Can bebeğe" sağlıklı, uzun ömürler. Selam ve iyi gün dileğimle. Sabri Ayçiçek. Eğitim Müfettişi.
"Barış,en güzel ülkedir." 2010 yılı Nisan ayının 7'siydi.
Rus Devlet Başkanı Putin, Polonya Başbakanı ile birlikte, Katin katliamını (Katyn) anma toplantısına katılmış, geçmişte kalan bu olayla ilgili olarak da sorumluluk bütünüyle biz de, yapılanlardan dolayı üzgünüm, olayın vebali bizim omuzlarımızdadır dercesine Katin katliamı için 70 yıl sonra Polonya halkından bir tür özür diliyordu. Tıpkı Alman şansölyesi
W.Brandt'ın 1970 yılı aralık ayında, "
Yahudi Soykırımı" anıtında diz çöküp, özür dilemesi gibi. Peki neydi Katin katliamı? 2. Dünya Savaşı 1 Eylül 1939 günü çıkmış; 1940 yılında da 22 bin (
Resmi kayıtlarda 21.768 kişi.) Polonyalı, Smolensk şehri yakınındaki Katin ormanında başlarına birer kurşun sıkılarak öldürülmüştü. Bunların 16-17 bin kadarı asker, 5 bin kadarı da Polonyalı aydın, iş adamı, doktor, mühendis, düşünce insanıydı. Ülkenin yetişmiş elemanlarıydılar.

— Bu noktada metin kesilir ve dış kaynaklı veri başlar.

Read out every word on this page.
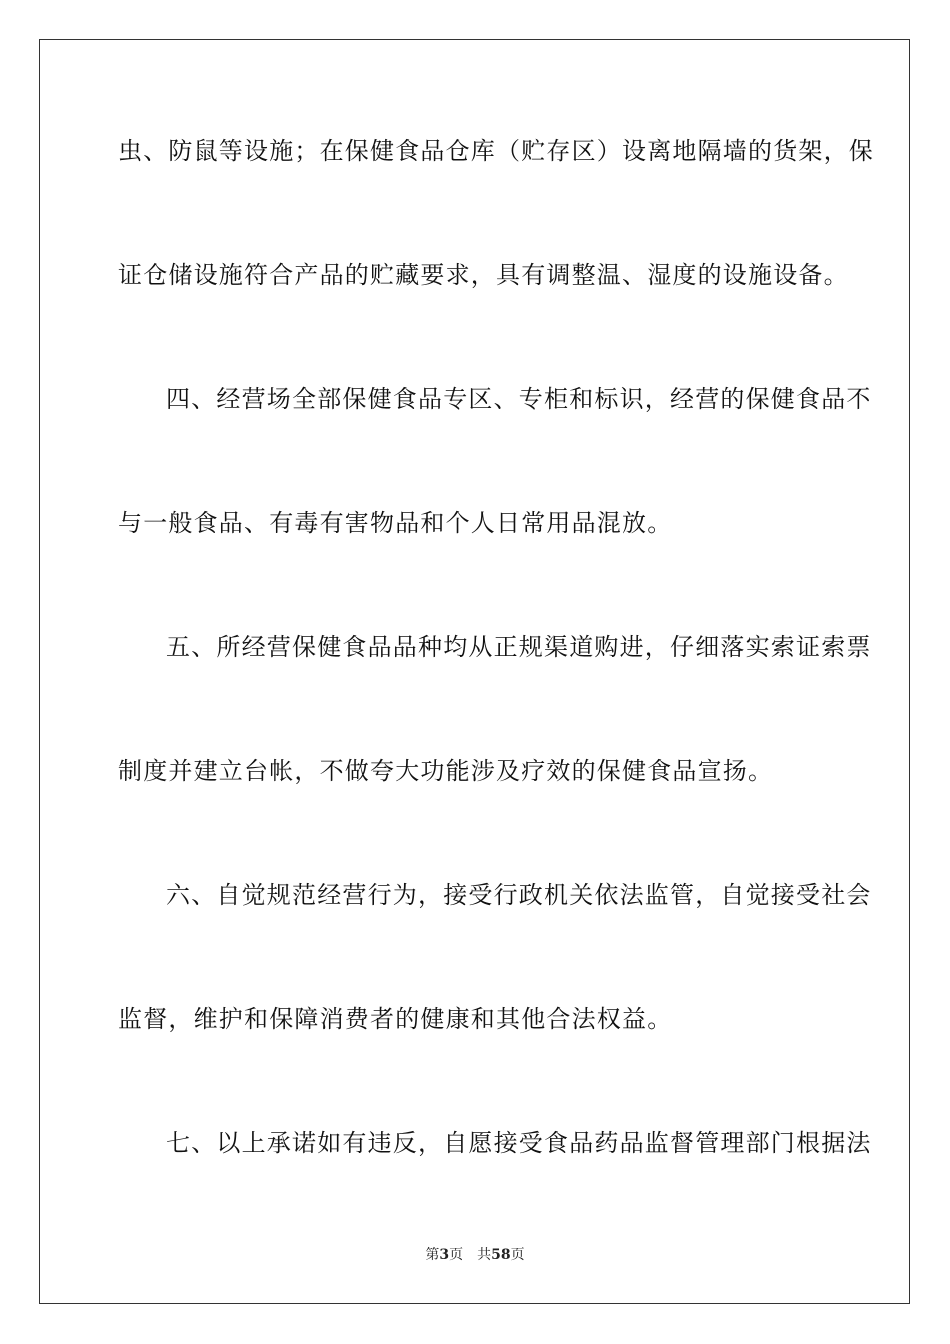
虫、防鼠等设施；在保健食品仓库（贮存区）设离地隔墙的货架，保
证仓储设施符合产品的贮藏要求，具有调整温、湿度的设施设备。
四、经营场全部保健食品专区、专柜和标识，经营的保健食品不
与一般食品、有毒有害物品和个人日常用品混放。
五、所经营保健食品品种均从正规渠道购进，仔细落实索证索票
制度并建立台帐，不做夸大功能涉及疗效的保健食品宣扬。
六、自觉规范经营行为，接受行政机关依法监管，自觉接受社会
监督，维护和保障消费者的健康和其他合法权益。
七、以上承诺如有违反，自愿接受食品药品监督管理部门根据法
第3页 共58页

Stalin, uzun dönem bu katliamın Hitler tarafından gerçekleştirildiğine neredeyse bütün dünyayı inandırmış, savaş sonrasında da bugünü unutturmak için 1 Eylülü "Dünya Barış Günü" ilan etmiş, başta Doğu Bloku olmak üzre hemen hemen bütün ülkeler bunu kabul etmiş, bu tarih 1991 yılında Sovyetlerin dağılmasına kadar "Dünya Barış Günü "kutlanmıştı. Oysa artık bugün Dünya Barış Günü'nü 1 Eylül'de kutlayan ülke kalmamış, herkes Birleşmiş Milletlerin önce 1981 yılında, sonrasında da 2001 yılındaki kararına uyarak, "Dünya Barış Gününü " kutlamayı 21 Eylül'e bırakmıştı. 21 Eylül'ün neredeyse 30 yıla yakın bir geçmişi olduğu karşımıza çıkmaktadır ve dünya halklarının buna uygun davrandığı da hafızamızdadır. Barış,sihirli bir sözcük olup,kurulması kadar devam ettirilmesi de dikkat/ özen isteyen bir değerdir. Amerikalı hukukçuaktivist Wendell Phillips, "
Barış belki ama adalet her zaman" derken ne kadar haklıysa, ünlü bilim insanı Einstein da, "
Savaşa ve barışa aynı anda hazırlanılmaz" diyerek bize uyarmaktadır! Mustafa Kemal Atatürk'ün de barışın önemine dair söylediği,"
Yurtta barış, dünyada barış" özdeyişi de hepimize ışık tutar mahiyettedir. 21 Eylül gününü "Dünya Barış Günü" olarak belirleyen Birleşmiş Milletlerin 1945'teki kuruluş gerekçesinde de şu sözler yer almaktadır; "Savaşlar insanın düşüncesinde başladığına göre,barışın surları da insan düşüncesinin etrafına dikilmelidir."
Gelelim başlığa
Başlıktaki söz 15 Eylül günü Sabah Pazar ekinin ortasında yer alan Hakkari ile ilgili bir yazıda ve oradaki röportajda yer almaktaydı. Söz o kadar güzeldi ki başlık olarak onu seçtim, ancak sözün sahibi Hakkari Kaval köyünden
Sadullah Duman idi. Bu bilge insana haksızlık etmemek için sözünü tırnak içinde aldım ve yazıdaki güzel sözünü de "cebime" koydum. Çünkü
Nietzsche'nin "
İçine koyacak bir şeyiniz varsa, bir günün bin cebi vardır"sözü de belleğimdeydi. Ve sözün tamamı da şöyleydi: "Unutma evlat, barış, en güzel ülkedir." 21 Eylüller'in hepimizin bu güzel "
ülkede" yani "
barışta" yaşamasına fırsat vermesi dileğimle. Sabri Ayçiçek, (E) Eğitim Müfettişi.